Combining these animal instincts with the versatile properties of kirigami, a paper cutting art that can instantly transform from a 2D design into a 3D structure without glue, the team decided to build steel, claw-like kirigami strips that could be attached to the front of shoes. These strips are designed to flex into small, claw-like points when the wearer moves their foot to take a step and relax back down when the foot is flat, helping them keep their grip and balance during dynamic movement.
To test how well these treads worked on a real shoe, the team recruited three participants to test both the kirigami tread and control shoes without extra grippers ranging from snow boots to flat-top sneakers.
In these experiments, the team found that the kirigami grippers performed better than the non-grippy shoes. On icy surfaces, in particular, the kirigami grippers were ten times more effective than controls with flat steel bottoms and twice as effective as control shoes with textured steel bottoms.
Sahab Babaee, a researcher scientist from MIT and first author on the study, also tells Inverse that these kirigami patches create 20 to 35 percent higher friction (i.e., grip) than sneakers of boots alone.

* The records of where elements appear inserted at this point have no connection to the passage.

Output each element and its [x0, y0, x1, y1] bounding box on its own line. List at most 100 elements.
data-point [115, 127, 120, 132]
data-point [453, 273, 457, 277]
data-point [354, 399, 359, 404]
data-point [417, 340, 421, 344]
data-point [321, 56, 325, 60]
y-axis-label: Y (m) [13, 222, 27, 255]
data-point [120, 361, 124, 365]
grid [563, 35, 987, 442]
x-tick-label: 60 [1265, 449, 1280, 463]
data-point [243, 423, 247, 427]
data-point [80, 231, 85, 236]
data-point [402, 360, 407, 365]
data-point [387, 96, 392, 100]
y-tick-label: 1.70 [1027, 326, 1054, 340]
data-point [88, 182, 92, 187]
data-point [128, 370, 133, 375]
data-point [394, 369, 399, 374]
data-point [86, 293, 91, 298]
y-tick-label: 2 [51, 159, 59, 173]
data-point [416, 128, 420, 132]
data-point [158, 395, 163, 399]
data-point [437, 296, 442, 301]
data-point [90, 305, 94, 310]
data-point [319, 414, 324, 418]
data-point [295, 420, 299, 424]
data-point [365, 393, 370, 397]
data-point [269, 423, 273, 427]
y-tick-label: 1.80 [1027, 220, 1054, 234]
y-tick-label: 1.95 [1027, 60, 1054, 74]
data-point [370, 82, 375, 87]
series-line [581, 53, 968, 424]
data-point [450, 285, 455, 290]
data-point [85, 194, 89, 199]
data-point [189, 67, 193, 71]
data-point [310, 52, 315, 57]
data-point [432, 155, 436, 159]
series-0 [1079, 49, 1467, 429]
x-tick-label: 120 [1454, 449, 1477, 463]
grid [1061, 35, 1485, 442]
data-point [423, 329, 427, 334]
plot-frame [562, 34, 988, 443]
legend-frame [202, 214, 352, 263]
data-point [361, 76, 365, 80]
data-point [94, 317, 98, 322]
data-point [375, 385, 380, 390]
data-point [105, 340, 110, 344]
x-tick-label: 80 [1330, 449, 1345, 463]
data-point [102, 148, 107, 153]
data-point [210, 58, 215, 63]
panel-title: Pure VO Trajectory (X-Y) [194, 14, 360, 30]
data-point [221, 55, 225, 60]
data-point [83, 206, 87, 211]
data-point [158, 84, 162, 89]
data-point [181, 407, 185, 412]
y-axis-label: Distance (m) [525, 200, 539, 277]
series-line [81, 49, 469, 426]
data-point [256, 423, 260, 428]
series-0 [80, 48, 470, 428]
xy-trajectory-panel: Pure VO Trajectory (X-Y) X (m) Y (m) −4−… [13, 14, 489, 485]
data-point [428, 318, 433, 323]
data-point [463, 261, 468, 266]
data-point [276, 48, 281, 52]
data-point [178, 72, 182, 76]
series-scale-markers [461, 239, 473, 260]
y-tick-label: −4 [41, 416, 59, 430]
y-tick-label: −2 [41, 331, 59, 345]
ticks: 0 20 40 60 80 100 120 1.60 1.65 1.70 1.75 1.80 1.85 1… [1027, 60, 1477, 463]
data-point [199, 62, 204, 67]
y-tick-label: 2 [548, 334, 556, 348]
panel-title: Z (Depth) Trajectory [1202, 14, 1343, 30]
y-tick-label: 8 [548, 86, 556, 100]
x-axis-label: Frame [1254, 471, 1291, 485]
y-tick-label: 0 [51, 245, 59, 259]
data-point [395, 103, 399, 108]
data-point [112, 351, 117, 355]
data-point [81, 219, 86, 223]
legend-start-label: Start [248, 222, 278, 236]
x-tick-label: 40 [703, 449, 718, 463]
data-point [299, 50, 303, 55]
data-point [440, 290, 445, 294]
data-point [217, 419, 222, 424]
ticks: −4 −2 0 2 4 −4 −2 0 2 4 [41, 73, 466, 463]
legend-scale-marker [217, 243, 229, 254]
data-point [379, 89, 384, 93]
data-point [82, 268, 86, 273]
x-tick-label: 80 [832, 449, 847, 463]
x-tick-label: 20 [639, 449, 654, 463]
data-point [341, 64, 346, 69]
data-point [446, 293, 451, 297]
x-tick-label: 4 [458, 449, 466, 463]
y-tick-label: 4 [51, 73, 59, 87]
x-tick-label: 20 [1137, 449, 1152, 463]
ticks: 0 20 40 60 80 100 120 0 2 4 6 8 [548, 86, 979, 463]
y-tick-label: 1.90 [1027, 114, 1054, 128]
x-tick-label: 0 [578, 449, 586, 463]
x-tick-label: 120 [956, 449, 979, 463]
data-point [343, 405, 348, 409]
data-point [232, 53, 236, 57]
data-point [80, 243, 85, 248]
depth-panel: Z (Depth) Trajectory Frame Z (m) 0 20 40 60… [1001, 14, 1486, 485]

Babaee says that these patches could be applied in any situation that stretches the kirigami material -- for example, charging toward the net for a layup.
"In general, the kirigami technology can be used for friction enhancement by engaging its needles/threads with the surface in contact, when stretched," says Babaee. "So, if you can provide a source of energy to induce stretch into the kirigami, you will be able to activate the needles to pop out and increase the friction."
As the team continues to refine their design the researchers write that an important next step will be to include a textured surface at the back half of the shoe as well. The current design focuses on gripping the surface when the wearer begins to move their foot but this design does not include grip at the back to prevent slipping when putting the foot back down heel-first.
"[We envision] a top portion consisting of the kirigami pattern made of textured sheets to increase the friction in the push-off stage and a bottom portion (heel region) made of dimpled or tread groove patterns (no kirigami pattern) to generate higher braking forces and increase friction in the weight-acceptance phase and finally reduce the risk of slip."
The researchers also imagine that these future design would be flexible enough to fit any type of shoe -- from winter boots to basketball sneakers.
Abstract: Falls and subsequent complications are major contributors to morbidity and mortality, especially in older adults. Here, by taking inspiration from claws and scales found in nature, we show that buckling kirigami structures applied to footwear outsoles generate higher friction forces in the forefoot and transversally to the direction of movement. We identified optimal kirigami designs capable of modulating friction for a range of surfaces, including ice, by evaluating the performance of the dynamic kirigami outsoles through numerical simulations and in vitro friction testing, as well as via human-gait force-plate measurements. We anticipate that lightweight kirigami metasurfaces applied to footwear outsoles could help mitigate the risk of slips and falls in a range of environments.